'The Rape of Recy Taylor' unpacks the forgotten story of a woman who refused to be silenced (NYFF Review)
"I can’t help but tell the truth – what they done to me," 97-year-old Recy Taylor says as she sits in her nursing home in Abbeville, Alabama. Taylor is elegant — draped in pearls with her reading glasses perched on her nose. 73 years later, she can recall in vivid detail the night that changed her life forever. Filmmaker Nancy Buirski’s new documentary The Rape of Recy Taylor chronicles the horrendous assault that Taylor endured, which caused outrage across the country before it was swiftly erased from the history books. In 1944, while walking home from Rock Hill Holiness Church in Abbeville with two friends, Taylor was kidnapped at gunpoint by seven white boys and raped for several hours in the woods. Taylor was a 24-year-old sharecropper at the time — a young wife and mother whose life shattered as a result of the brutal assault and the aftermath of it. However, her determination to speak out sparked a new type of resistance. Rape is an unspeakable crime – it is as revolting as it is unfathomable and yet it remains so prevalent. The world has never been a safe place for women, but for women of color and Black women, in particular, it has been nightmarish. To tell Taylor's story, the documentary uses footage from “race films” like Oscar Micheaux’s Within Our Gates — home video, commentary from Yale scholar Crystal Feimster, Ph.D archival footage and interviews from Taylor’s siblings – her brother Robert Corbitt and sister, Alma Daniels. Buirski traces the night of the attack, the grand jury hearings that led to no indictments, as well as the NAACP’s involvement. It was Taylor’s willingness to speak out against what happened to her and so many other nameless, faceless women that propelled the Black Press and the nation to rally behind her.
The Rape of Recy Taylor is not an easy film to watch. Along with Taylor’s story – the film also moves through the history of Black women’s rapes by white men beginning with slavery. Utilizing research from scholar Danielle McGuire's 2011 book, At the Dark End of the Street: Black Women, Rape, and Resistance — the film examines the lack of justice and protection around Black women and their bodies.

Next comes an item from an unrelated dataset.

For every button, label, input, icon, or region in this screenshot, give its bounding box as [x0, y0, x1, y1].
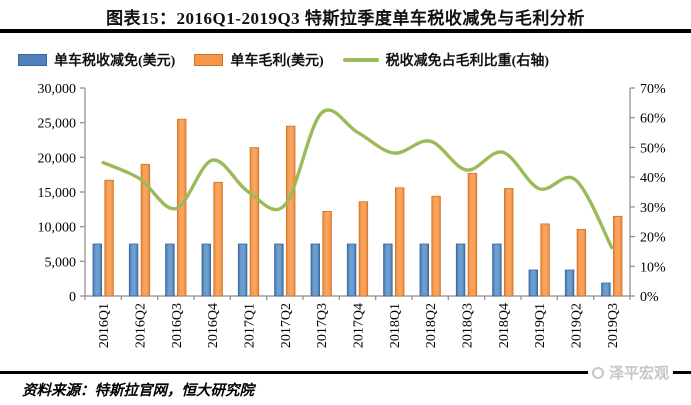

Buirski also hones in on the perception of Black women as a whole – the men who raped Taylor felt entitled to do so, and after they were questioned, they tried to claim that she was a prostitute.
The film moves quickly. The eerie race film footage and music like Dinah Washington’s “This Bitter Earth” tie together giving the documentary a tone that is prevalent in horror films. The audience sees the botched investigation into the assault and learns from Taylor’s family how much it affected her father – a man who began sleeping in the tree above their home with a shotgun to protect his family once the assault became public information. The one gripe that I had with the film was that we hear from the rapists' families. To this day, they act as if the boys involved had simply gone joyriding in a stolen vehicle. Though they were probably given a voice out of a need to present a fair and balanced story, I was only enraged further.